Accurate localization of catheters or guidewires in fluoroscopy images is important to improve the stability of intervention procedures as well as the development of surgical navigation systems. Recently, deep learning methods have been proposed to improve performance, however these techniques require extensive pixel-wise annotations. Moreover, the human annotation effort is equally expensive. In this study, we mitigate this labeling effort using generative adversarial networks (cycleGAN) wherein we synthesize realistic catheters in flouroscopy from localized guidewires in camera images whose annotations are cheaper to acquire. Our approach is motivated by the fact that catheters are tubular structures with varying profiles, thus given a guidewire in a camera image, we can obtain the centerline that follows the profile of a catheter in an X-ray image and create plausible X-ray images composited with such a centerline. In order to generate an image similar to the actual X-ray image, we propose a loss term that includes perceptual loss alongside the standard cycle loss. Experimental results show that the proposed method has better performance than the conventional GAN and generates images with consistent quality.

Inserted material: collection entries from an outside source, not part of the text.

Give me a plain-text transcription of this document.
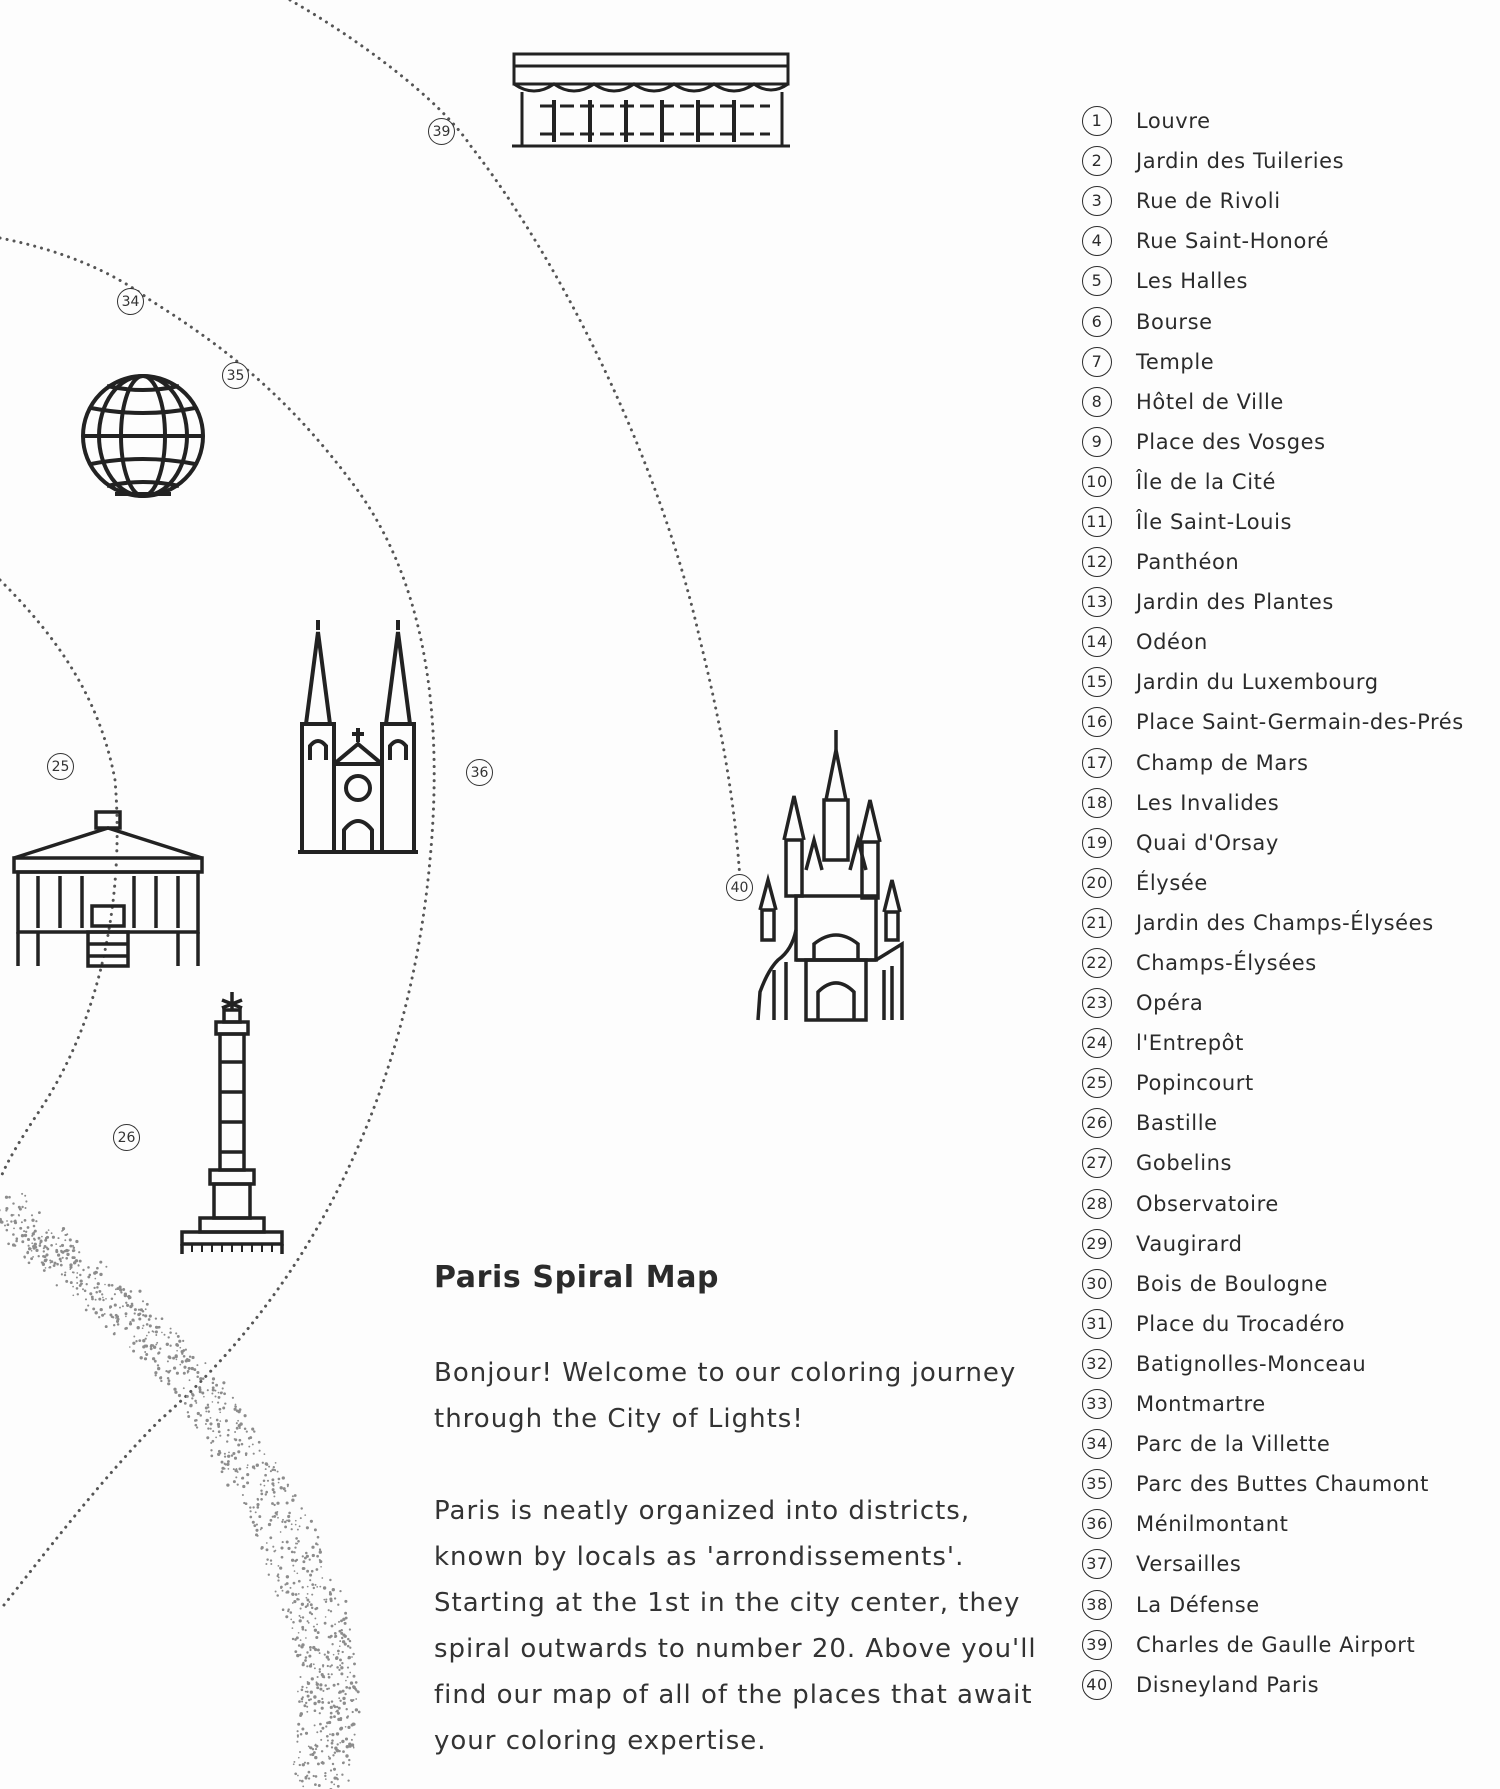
39
34
35
36
25
26
40
1	Louvre
2	Jardin des Tuileries
3	Rue de Rivoli
4	Rue Saint-Honoré
5	Les Halles
6	Bourse
7	Temple
8	Hôtel de Ville
9	Place des Vosges
10 Île de la Cité
11 Île Saint-Louis
12 Panthéon
13 Jardin des Plantes
14 Odéon
15 Jardin du Luxembourg
16 Place Saint-Germain-des-Prés
17 Champ de Mars
18 Les Invalides
19 Quai d'Orsay
20 Élysée
21 Jardin des Champs-Élysées
22 Champs-Élysées
23 Opéra
24 l'Entrepôt
25 Popincourt
26 Bastille
27 Gobelins
28 Observatoire
29 Vaugirard
30 Bois de Boulogne
31 Place du Trocadéro
32 Batignolles-Monceau
33 Montmartre
34 Parc de la Villette
35 Parc des Buttes Chaumont
36 Ménilmontant
37 Versailles
38 La Défense
39 Charles de Gaulle Airport
40 Disneyland Paris
Paris Spiral Map

Bonjour! Welcome to our coloring journey through the City of Lights!

Paris is neatly organized into districts, known by locals as 'arrondissements'. Starting at the 1st in the city center, they spiral outwards to number 20. Above you'll find our map of all of the places that await your coloring expertise.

Further, we provide evidence to the development of methods that leverage such synthetic composite images in supervised settings.

Keywords

Adversarial learning Catheter robot Convolutional neural networks Image translation Image synthesis 

Notes

Acknowledgment

This work is supported by the Robot industry fusion core technology development project through the Korea Evaluation Institute of Industrial Technology (KEIT) funded by the Ministry of Trade, Industry and Energy of Korea (MOTIE) (NO. 10052980) and the DGIST R & D Program of the Ministry of Science and ICT (19-RT-01).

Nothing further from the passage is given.